From here you have the choice of either cutting straight across the beach to complete the trail, or heading left towards “The Island” to extend the run slightly. This huge rocky promontory is connected to the main Robberg peninsula by a tombola of sand, which is covered over during spring high tide. At any other time, it makes for an awesome beach. Running to the island and completing the full loop along the boardwalks there will add just below 1km to your total distance. By this time the heat was intense and I was tempted to take a swim in the cool waves on this beachy section but for fear of chafing the remainder of my run, resisted this temptation and turned instead towards the island. There are a fair amount of steps on this section making the running reasonably challenging but to compensate you are rewarded with some nice benches at viewpoints to stop and gaze off into the ocean while catching your breath.
Coming down off the island we ran along the sandy beach at the water’s edge to where we again picked up the trail where it again becomes rocky. From here you pass by the Nelson Bay Cave, a Stone Age archaeological site showing evidence of human occupation as far back as 125,000 years ago when grasslands, rather than sea, stretched beyond the southern horizon. Some life that must have been. Before long you find yourself back in “The Gap” and then have to climb 50m of altitude out of it back up to the top of the peninsula escarpment where a gentle trail leads you back to the car park. The car park itself has some beautiful viewpoints and picnic spots to soak up the beauty of the area while you do your warm down routine and replenish your body.

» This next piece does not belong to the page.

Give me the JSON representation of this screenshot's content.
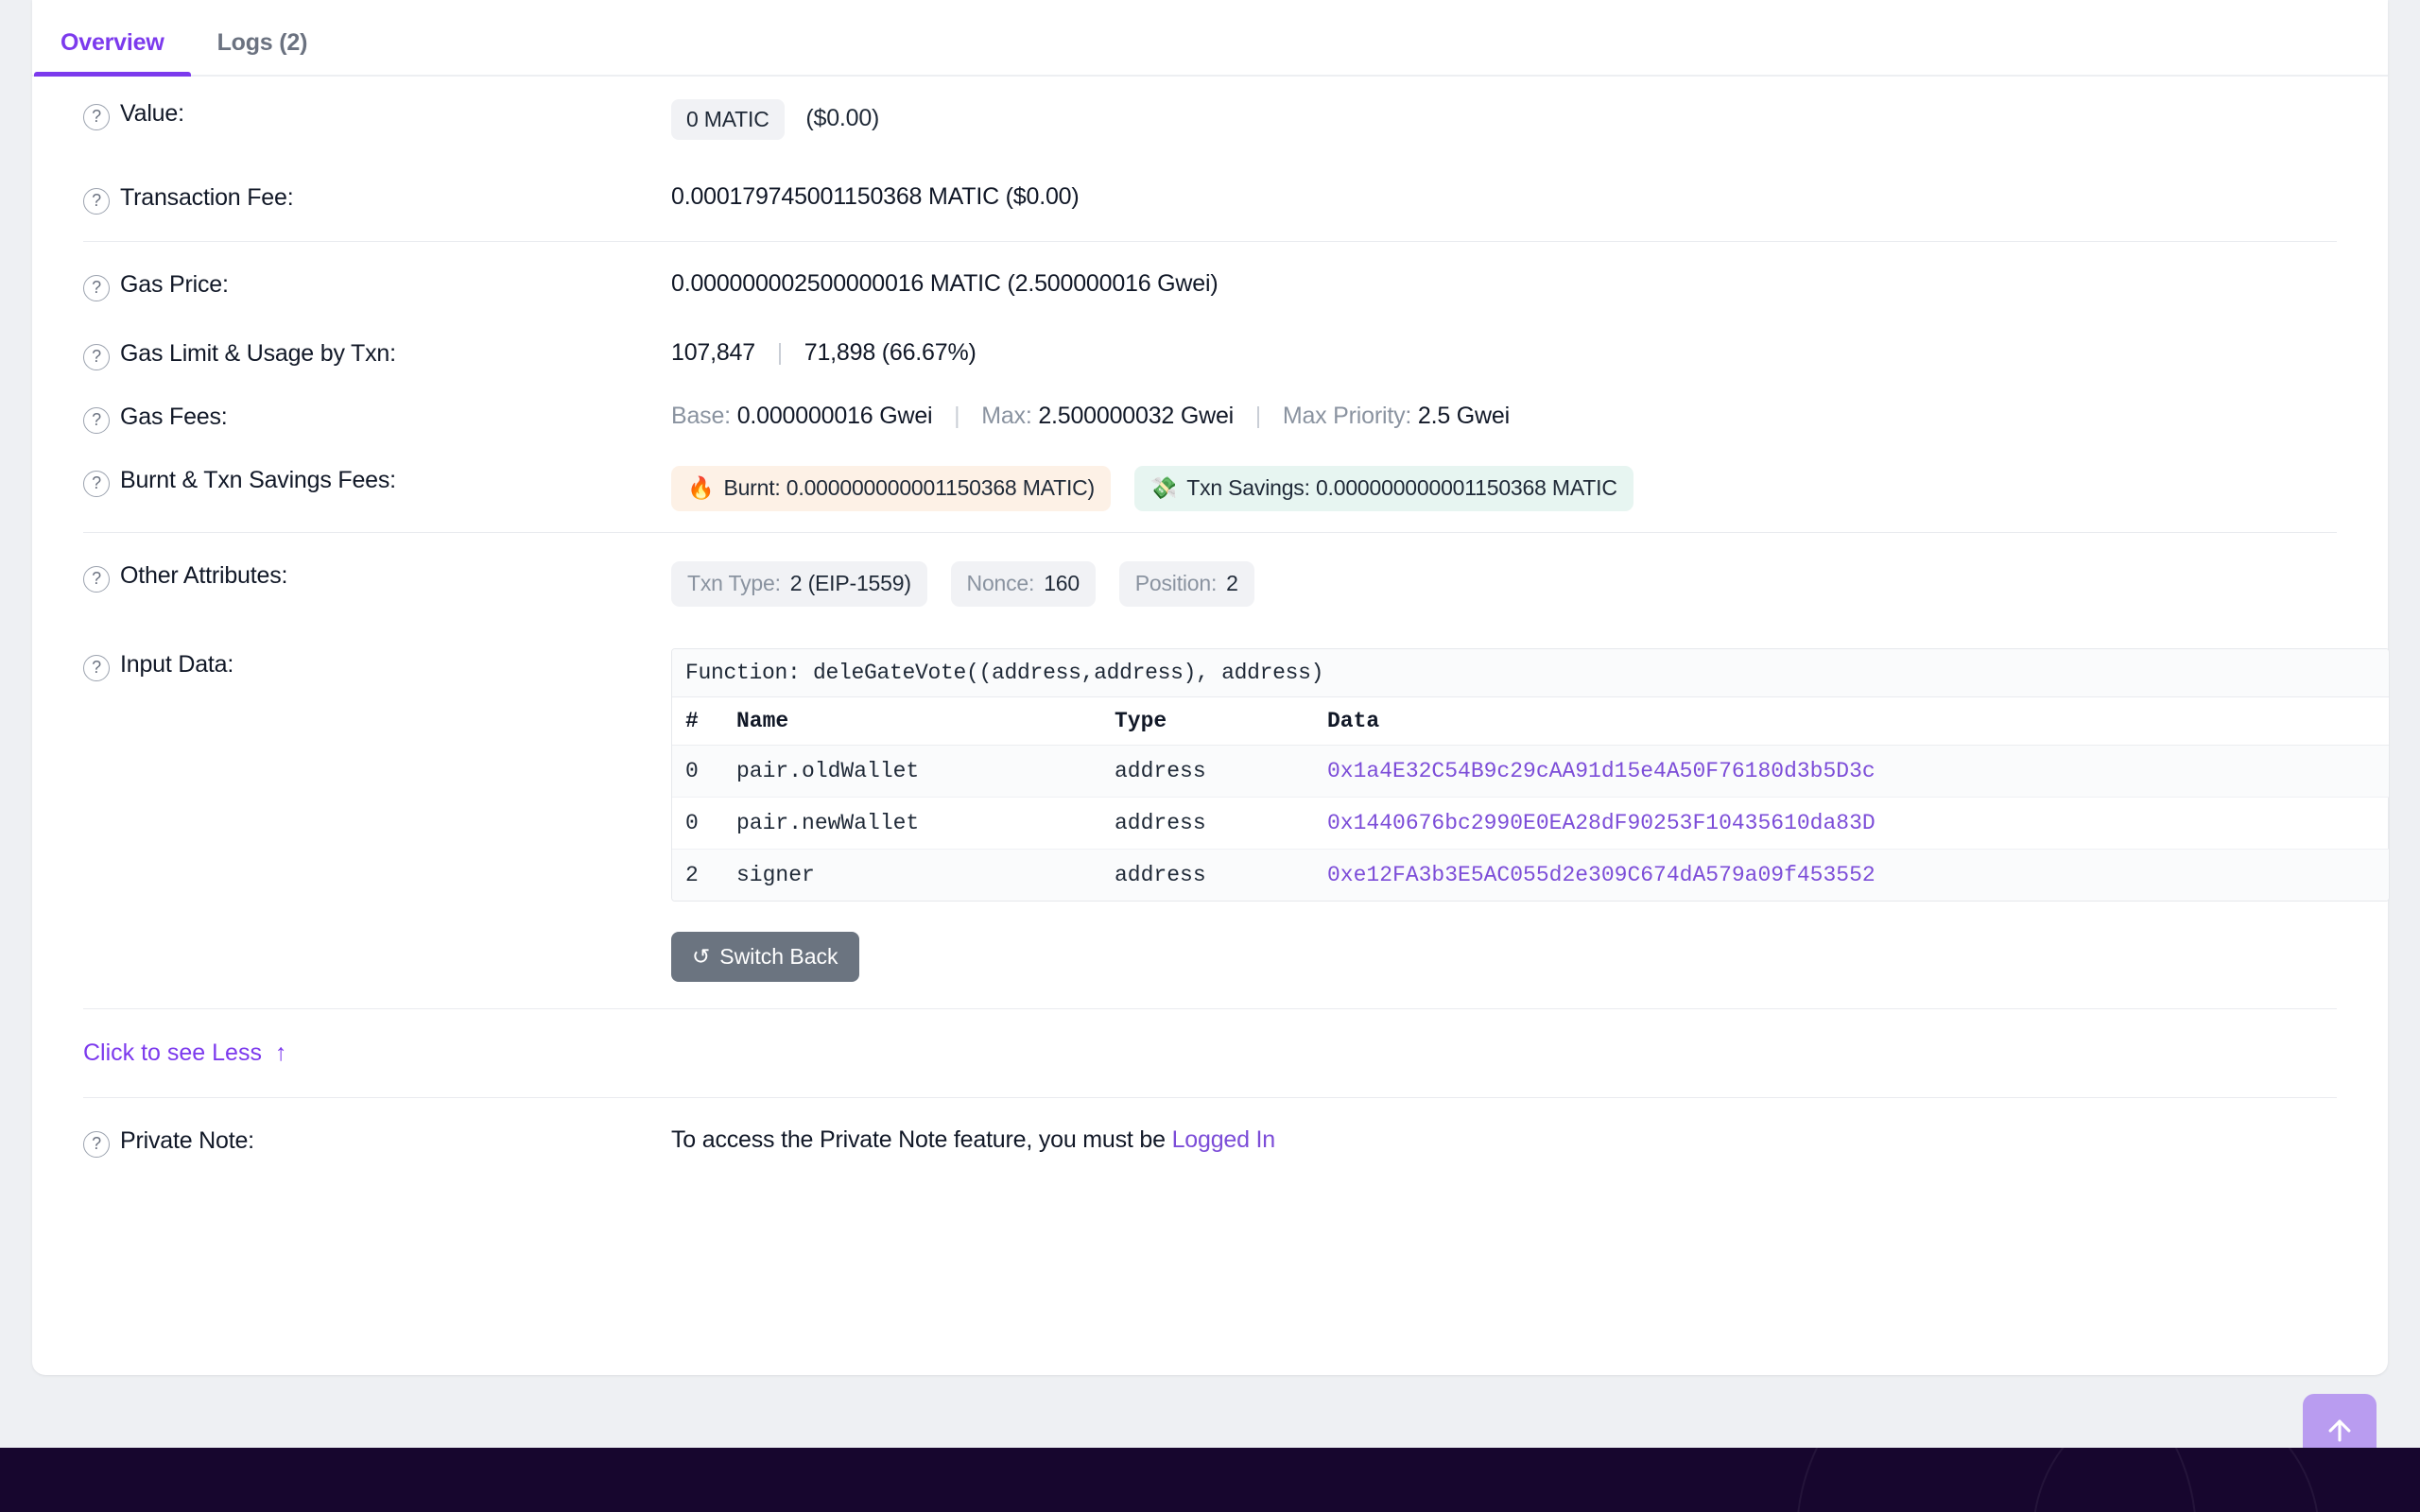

Overall, this is a challenging but shortish trail. It is one that should not be rushed, but should be savoured and enjoyed. The scenery is spectacular and the fauna and flora are worth admiring. The trail is well maintained and there is even a cabin along the trail for overnighting. We thoroughly enjoyed our run there and the only thing I would have done differently, would have been to go earlier in the day, as mentioned previously. This trail is a real gem in an exceptionally beautiful part of our country and probably doesn’t really need much promoting but I’ll do it anyway.